We'd like to make it easier for you to understand and implement the graphics file formats mentioned in this book. Where does information on the hundreds of graphics file formats in use today come from? Basically, from four sources:
What we've tried to do is to collect these four elements together in one place. Of course not all were available for every format, and sometimes we weren't allowed to include the original specification document. Nevertheless, we've pulled together all the information available. Taken together, the information provided in this and in the materials on the CD-ROM should allow you to understand and implement most of the formats. In this second edition--more about this later--we also provide links on the CD-ROM to the O'Reilly GFF Web Center on the World Wide Web, where we're able to provide up-to-date information and additional resources, as they become available.
Our primary goal in writing this book is to establish a central repository of graphics file format specifications.
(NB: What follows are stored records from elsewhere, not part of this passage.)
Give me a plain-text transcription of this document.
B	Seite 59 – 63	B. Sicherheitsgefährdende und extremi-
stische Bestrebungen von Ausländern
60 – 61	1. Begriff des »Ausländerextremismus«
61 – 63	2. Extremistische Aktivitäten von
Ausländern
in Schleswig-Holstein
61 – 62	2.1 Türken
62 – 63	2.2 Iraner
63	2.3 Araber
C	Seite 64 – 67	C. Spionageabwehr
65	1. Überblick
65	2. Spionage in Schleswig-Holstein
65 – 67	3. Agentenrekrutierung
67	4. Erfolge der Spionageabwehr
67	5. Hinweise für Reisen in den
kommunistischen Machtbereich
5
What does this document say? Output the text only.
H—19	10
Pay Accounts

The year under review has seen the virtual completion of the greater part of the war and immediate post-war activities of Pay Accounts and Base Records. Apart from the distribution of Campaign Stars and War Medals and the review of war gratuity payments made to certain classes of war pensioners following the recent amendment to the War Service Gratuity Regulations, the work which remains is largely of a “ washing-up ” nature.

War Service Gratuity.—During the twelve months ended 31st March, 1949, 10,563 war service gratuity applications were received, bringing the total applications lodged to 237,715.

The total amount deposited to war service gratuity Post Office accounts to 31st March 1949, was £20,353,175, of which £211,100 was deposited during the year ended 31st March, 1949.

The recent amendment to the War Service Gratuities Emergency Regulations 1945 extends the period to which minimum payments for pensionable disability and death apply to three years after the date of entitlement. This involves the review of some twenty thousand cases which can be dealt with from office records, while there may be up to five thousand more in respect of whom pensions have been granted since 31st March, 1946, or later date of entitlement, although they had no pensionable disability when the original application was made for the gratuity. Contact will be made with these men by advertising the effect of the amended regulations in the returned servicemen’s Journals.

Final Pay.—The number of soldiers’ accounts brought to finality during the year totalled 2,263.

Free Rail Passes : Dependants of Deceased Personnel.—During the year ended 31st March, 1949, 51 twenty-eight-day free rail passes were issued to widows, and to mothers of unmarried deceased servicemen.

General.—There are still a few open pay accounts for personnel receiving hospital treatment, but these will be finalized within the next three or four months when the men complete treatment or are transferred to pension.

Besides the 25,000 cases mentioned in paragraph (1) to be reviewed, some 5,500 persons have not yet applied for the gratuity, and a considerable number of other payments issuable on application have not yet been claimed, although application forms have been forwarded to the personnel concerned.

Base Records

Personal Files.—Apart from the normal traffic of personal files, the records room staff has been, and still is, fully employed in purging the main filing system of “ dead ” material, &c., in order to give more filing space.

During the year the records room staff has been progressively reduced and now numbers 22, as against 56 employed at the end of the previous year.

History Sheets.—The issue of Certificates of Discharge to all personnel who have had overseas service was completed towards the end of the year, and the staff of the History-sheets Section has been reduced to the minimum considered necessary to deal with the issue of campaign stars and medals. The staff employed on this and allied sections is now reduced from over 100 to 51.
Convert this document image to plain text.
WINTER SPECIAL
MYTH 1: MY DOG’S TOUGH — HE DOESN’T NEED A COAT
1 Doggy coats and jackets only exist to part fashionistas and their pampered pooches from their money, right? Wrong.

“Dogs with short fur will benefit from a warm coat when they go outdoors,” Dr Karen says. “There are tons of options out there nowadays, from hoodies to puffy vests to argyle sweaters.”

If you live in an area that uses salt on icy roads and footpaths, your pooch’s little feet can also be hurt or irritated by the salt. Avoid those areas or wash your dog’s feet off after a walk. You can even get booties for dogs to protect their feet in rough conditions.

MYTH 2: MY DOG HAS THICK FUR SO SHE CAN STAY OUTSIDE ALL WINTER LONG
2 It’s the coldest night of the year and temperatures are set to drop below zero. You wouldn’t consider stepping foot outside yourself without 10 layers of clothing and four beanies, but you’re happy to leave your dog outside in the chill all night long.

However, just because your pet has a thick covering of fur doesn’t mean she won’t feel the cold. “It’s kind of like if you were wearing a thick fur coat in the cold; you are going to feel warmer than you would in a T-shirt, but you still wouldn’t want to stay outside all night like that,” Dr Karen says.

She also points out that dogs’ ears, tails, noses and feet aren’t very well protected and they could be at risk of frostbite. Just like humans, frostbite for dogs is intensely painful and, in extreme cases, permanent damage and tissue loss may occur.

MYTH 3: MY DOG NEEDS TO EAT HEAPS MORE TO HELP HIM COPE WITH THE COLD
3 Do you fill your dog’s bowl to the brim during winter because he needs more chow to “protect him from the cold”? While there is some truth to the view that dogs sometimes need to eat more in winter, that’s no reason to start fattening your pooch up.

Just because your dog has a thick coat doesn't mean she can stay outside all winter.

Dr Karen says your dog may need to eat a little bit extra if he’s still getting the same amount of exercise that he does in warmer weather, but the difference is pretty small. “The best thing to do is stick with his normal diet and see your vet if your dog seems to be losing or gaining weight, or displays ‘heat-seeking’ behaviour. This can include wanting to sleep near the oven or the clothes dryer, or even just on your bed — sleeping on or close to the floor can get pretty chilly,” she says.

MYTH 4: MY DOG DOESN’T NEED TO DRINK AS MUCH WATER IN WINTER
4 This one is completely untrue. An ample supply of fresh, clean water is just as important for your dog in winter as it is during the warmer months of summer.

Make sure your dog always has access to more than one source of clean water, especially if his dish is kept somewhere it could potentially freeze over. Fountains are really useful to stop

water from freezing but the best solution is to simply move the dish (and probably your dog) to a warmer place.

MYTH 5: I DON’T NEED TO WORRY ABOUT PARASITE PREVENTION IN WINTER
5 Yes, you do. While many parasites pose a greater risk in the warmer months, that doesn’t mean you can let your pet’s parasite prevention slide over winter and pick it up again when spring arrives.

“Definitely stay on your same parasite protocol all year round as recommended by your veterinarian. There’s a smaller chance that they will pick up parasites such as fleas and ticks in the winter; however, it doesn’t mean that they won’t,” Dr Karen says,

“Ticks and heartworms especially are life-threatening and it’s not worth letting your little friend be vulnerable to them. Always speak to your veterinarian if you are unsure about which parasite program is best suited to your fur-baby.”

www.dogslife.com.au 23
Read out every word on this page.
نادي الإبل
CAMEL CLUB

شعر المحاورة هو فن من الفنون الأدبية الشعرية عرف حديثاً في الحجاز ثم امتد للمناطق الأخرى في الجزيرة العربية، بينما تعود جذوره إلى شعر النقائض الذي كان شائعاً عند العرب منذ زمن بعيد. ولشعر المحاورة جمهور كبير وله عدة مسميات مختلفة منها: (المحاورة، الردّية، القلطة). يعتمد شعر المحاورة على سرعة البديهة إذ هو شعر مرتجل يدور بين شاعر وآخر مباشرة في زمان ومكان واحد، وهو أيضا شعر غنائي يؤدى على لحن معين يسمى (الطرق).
Because the collected specification documents (not to mention the sample images and associated code and software packages!) total in the hundreds of megabytes, the best way to put them in your hands is on a CD-ROM. What this means is that the CD-ROM is an integral part of the book, if only for the fact that all this information could never be crammed between two covers.
We've written an article describing each graphics file format; this article condenses and summarizes the information we've been able to collect. In some cases this information is extensive; in other cases it's not much. This is the name of the game, unfortunately. When we do have adequate information, we've concentrated on conveying some understanding of the formats, which in many cases means going through them in some detail. Remember, though, that sometimes the specification document does a better job than we could ever do of explaining the nitty-gritty details of the format.
On the CD-ROM, you'll find the original format specifications (when available and when the vendors gave us permission to include them). If we know how to get the specifications, but couldn't enlist the aid of the vendors, we tell you where to go to find them yourself. Also on the CD-ROM is sample code that reads and writes a variety of file formats, and a number of widely-used third-party utilities for file manipulation and conversion. Finally, we've included sample images for many formats. If you have Internet access, you'll be able to get updates and new resources at our Web site.